Challenging a (non) return order is possible in different ways:
- Starting proceeding on the basis of article 11.6-8 Brussels IIbis
- Appealing to the court of appeal
- Starting proceedings on the basis of article 8 ECHR at the European Court of Human Rights
Starting proceedings on the basis of article 11.6-8 Brussels IIbis is only possible in case of a child abduction case between two member states of Brussels IIbis. It further is only applicable in case of a non-return order on the basis of one of the reasons to refuse the return of the child notwithstanding the wrongfulness of the removal or retention of the child stated in article 13 of the Hague Convention on the Civil Aspect of International Child Abduction.
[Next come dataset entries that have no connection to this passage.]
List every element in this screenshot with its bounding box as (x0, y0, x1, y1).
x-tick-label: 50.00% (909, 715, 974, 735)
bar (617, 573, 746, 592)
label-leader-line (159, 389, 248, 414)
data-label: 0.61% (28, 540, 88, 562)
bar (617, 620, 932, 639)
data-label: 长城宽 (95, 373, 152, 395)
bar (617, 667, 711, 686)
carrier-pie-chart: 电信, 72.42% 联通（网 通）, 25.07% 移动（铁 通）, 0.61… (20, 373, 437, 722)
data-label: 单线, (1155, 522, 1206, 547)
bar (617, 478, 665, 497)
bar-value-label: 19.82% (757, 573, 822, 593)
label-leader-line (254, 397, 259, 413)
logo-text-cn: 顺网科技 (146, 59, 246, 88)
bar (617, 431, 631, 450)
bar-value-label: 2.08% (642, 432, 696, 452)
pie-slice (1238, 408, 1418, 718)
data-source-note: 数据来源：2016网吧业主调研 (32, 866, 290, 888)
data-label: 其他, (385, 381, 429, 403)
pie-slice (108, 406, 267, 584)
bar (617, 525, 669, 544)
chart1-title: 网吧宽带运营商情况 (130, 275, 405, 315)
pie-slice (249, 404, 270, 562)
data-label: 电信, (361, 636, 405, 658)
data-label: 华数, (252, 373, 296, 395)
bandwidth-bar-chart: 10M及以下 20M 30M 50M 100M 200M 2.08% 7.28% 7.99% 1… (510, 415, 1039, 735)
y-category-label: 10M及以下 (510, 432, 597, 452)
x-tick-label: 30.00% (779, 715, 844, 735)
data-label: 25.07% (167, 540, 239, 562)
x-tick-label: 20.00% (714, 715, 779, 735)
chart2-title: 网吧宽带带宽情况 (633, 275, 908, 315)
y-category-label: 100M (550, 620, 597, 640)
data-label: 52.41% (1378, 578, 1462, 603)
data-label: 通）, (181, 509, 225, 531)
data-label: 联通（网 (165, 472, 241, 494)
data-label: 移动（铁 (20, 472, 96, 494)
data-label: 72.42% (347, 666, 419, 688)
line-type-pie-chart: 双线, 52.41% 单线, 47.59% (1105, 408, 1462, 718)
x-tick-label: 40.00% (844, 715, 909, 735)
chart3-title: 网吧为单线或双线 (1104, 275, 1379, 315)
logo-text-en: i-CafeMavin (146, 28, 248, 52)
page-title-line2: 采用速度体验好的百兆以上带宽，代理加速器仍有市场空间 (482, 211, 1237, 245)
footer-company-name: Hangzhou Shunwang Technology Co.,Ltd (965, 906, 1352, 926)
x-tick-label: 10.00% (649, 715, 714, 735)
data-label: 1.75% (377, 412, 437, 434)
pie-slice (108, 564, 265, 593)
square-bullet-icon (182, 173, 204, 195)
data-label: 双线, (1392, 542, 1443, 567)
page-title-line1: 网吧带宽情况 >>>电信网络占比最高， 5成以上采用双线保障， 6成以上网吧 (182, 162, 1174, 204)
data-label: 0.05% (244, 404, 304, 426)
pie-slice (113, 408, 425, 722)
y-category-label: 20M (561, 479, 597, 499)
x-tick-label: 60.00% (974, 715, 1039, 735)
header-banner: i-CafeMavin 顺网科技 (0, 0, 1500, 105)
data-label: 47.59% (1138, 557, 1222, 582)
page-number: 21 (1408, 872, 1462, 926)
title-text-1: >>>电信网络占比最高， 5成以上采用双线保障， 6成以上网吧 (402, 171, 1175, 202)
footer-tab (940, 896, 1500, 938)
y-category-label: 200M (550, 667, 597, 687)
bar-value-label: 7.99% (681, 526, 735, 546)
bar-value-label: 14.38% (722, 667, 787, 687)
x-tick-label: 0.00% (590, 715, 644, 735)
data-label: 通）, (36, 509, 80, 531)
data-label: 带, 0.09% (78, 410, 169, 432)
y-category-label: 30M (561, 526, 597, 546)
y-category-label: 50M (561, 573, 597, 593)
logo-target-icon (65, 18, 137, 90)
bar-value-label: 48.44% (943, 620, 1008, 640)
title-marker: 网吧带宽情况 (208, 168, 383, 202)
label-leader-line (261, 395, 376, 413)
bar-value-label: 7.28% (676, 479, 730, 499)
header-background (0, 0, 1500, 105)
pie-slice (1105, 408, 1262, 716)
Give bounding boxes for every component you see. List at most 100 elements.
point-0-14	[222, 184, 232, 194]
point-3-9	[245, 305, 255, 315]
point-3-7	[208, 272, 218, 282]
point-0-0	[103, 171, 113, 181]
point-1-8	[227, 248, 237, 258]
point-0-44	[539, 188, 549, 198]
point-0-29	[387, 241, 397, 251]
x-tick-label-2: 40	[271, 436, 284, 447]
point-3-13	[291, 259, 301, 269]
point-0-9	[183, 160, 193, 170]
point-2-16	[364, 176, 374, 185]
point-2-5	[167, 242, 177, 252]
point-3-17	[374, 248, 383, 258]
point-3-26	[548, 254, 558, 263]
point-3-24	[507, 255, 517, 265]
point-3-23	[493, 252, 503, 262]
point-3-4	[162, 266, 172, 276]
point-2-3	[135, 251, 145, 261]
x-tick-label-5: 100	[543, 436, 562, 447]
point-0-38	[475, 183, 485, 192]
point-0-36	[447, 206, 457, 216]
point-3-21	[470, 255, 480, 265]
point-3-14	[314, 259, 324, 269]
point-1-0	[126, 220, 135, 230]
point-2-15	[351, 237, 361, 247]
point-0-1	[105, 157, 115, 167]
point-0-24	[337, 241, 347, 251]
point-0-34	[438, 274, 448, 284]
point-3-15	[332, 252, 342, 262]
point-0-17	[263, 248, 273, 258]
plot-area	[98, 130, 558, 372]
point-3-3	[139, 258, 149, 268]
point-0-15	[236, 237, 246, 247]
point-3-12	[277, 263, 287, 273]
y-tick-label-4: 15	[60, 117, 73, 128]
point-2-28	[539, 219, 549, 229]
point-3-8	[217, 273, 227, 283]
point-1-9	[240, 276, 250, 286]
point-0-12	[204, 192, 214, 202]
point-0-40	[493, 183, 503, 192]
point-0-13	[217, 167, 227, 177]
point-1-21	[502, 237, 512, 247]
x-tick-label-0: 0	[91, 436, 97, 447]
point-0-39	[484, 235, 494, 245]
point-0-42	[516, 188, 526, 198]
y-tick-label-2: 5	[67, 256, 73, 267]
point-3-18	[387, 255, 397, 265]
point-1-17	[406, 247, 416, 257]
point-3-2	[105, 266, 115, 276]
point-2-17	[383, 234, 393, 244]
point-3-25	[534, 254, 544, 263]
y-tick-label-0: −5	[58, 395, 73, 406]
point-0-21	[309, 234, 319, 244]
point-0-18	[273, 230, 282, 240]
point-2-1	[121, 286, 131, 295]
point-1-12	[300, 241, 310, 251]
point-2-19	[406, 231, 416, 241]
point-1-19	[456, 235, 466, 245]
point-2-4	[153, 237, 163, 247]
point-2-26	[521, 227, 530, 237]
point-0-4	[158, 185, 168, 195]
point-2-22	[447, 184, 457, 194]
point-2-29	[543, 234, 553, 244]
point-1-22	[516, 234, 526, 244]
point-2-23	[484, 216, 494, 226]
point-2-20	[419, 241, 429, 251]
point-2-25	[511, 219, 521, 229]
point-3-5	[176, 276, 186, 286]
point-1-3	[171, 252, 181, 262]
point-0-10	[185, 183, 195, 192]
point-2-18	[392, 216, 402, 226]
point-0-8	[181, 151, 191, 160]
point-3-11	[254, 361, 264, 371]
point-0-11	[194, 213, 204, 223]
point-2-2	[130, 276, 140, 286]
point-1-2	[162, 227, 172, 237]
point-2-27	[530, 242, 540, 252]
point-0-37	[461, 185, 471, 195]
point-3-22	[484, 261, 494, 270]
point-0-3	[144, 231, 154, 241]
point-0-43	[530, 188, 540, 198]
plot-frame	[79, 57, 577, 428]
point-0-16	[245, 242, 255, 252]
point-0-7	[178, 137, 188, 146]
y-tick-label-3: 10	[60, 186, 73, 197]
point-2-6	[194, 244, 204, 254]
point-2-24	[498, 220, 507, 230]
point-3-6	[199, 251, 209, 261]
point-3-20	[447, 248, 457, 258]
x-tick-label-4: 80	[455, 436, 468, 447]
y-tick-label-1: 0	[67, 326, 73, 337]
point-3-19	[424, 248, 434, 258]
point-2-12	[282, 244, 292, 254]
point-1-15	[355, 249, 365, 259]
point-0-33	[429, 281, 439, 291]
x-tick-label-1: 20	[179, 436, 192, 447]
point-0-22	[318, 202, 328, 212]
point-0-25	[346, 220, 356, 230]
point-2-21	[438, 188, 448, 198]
Appealing to the court of appeal is only possible in case of a decision from the first instance court. The case will be automatically dealt with at high court. Whether there will be hearings at high court again (incl. a hearing of the child) depends on the national context and which tasks the high court is considered to have.
Mrs. Serdynska pointed out on the conference, that there must be clear regulations in the future about the appeal procedures.
Starting proceedings with the European Court of Human Rights is only possible if all national legal remedies have been taken. Like illustrated in the first exercise of this module, Article 8 of the European Human Rights Convention can be considered, if fundamental principles of the Human Rights Convention has been not met by the proceedings.